Professional Culture and Professional Development in Jewish Schools: Teachers' Perceptions and Experiences

Published: 
Aug. 26, 2006

Source: Journal of Jewish Education, Volume 72, Issue 2 August 2006, pages 91 – 108

In this article, the authors report a study of professional culture and professional development in Jewish schools based on surveys of teachers and other staff and interviews with principals.
They first introduce three key constructs: professional culture, professional development, and professional learning communities.

 

They then describe research that has identified features of each that support teacher learning. With this background in mind, they compare the current realities in Jewish schools as gleaned through the survey with typical public schools and with the features of schools identified in the literature as supportive of teacher learning and collegiality.

 

Finally, they suggest the next steps that might be taken to improve Jewish schools as settings in which teacher growth and learning flourish. The authors conclude that overall, the professional climates of most of the Jewish schools studied seem rather similar to those described in studies of public schools. Although some elements of a productive professional learning environment are in place in some of the schools, the majority of schools are missing many critical features.

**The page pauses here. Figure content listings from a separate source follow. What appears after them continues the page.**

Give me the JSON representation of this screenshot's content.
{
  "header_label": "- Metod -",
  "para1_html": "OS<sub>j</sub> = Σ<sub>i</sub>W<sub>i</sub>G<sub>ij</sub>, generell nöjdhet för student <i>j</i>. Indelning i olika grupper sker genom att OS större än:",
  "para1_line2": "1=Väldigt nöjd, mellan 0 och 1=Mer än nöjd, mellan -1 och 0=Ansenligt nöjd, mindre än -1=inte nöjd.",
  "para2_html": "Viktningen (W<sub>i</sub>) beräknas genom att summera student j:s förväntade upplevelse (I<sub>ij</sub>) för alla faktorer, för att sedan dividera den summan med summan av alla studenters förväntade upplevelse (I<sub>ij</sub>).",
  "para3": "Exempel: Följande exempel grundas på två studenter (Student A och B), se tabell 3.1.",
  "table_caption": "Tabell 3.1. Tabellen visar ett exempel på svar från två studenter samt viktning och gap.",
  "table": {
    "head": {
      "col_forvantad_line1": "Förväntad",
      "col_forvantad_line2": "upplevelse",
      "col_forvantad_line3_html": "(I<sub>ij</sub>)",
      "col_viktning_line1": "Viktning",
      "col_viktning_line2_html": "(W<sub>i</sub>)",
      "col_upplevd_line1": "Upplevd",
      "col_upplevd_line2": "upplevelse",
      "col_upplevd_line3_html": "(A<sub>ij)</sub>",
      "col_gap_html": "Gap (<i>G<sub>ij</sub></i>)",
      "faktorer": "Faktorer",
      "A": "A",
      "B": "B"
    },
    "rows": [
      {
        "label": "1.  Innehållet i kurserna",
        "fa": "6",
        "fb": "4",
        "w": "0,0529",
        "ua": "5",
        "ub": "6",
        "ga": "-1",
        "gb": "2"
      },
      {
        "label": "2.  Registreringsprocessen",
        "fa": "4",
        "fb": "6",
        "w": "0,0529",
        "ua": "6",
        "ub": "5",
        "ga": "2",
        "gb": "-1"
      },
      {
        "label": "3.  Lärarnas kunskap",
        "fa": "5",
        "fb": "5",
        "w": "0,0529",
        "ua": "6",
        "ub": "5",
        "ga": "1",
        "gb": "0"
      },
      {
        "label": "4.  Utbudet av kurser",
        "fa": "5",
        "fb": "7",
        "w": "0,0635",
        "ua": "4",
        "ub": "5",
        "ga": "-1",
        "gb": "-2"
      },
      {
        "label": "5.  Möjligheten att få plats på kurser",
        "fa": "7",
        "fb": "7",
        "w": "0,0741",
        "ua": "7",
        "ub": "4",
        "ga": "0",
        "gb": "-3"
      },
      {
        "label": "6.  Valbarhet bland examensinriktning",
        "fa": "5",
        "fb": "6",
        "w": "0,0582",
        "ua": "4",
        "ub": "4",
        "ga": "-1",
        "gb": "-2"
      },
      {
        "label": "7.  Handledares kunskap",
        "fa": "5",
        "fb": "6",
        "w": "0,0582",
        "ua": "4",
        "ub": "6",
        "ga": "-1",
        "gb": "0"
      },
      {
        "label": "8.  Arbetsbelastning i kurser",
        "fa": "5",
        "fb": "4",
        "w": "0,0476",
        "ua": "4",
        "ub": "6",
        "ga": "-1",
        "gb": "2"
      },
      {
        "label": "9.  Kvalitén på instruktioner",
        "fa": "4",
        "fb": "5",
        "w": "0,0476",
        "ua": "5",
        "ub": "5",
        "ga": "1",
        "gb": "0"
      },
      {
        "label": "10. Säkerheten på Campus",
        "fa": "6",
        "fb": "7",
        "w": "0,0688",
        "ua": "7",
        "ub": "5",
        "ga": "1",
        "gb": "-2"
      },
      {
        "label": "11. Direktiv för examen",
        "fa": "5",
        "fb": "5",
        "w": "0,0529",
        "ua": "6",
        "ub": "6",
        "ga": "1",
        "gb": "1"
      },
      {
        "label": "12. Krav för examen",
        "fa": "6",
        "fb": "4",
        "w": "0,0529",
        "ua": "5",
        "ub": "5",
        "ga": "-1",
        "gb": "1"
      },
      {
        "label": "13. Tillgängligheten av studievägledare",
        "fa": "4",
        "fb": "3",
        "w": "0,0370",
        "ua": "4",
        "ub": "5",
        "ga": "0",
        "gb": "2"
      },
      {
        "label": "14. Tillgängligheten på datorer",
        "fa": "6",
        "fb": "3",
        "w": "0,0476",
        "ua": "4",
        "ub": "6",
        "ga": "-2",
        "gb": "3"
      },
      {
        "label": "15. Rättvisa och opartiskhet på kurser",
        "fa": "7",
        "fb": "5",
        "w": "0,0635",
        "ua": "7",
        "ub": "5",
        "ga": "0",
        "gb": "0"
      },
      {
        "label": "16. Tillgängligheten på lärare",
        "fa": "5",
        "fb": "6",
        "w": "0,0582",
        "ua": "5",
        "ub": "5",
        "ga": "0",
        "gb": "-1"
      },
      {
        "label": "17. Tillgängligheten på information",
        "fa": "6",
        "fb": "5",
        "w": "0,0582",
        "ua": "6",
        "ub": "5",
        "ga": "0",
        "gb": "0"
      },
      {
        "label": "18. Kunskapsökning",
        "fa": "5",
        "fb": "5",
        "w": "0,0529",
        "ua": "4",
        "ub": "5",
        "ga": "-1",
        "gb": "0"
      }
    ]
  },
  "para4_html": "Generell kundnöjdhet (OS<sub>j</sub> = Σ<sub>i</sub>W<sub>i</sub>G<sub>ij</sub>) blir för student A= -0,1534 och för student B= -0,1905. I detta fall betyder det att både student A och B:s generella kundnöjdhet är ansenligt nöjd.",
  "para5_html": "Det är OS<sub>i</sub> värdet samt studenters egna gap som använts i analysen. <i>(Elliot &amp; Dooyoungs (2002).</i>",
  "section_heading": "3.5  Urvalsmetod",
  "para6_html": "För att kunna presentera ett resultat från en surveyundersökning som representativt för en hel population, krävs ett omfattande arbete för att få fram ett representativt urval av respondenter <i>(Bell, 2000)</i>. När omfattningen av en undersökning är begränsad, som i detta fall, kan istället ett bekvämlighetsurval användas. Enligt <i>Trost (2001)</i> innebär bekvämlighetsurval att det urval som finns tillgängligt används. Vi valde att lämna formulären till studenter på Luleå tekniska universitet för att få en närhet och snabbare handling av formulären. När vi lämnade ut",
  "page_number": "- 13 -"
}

The study suggests the need for a sustained effort to make Jewish schools better places for teacher learning and growth.

 

To accomplish this, schools need to adopt structures and practices that permit teachers to interact with one another around teaching and learning. Teaching increasingly must become a public activity and teachers must come to expect that colleagues will raise questions and offer suggestions about their classroom practices. Moving in these directions may be especially challenging for afternoon schools where faculty are part-time and may be onsite at different times.

 

Day schools also may experience challenges as faculty members are often on non-overlapping schedules and divided between Jewish studies and secular subject groups. It will take imagination, leadership, and perseverance to find ways for faculty groups to come together for joint study, planning, and problem solving.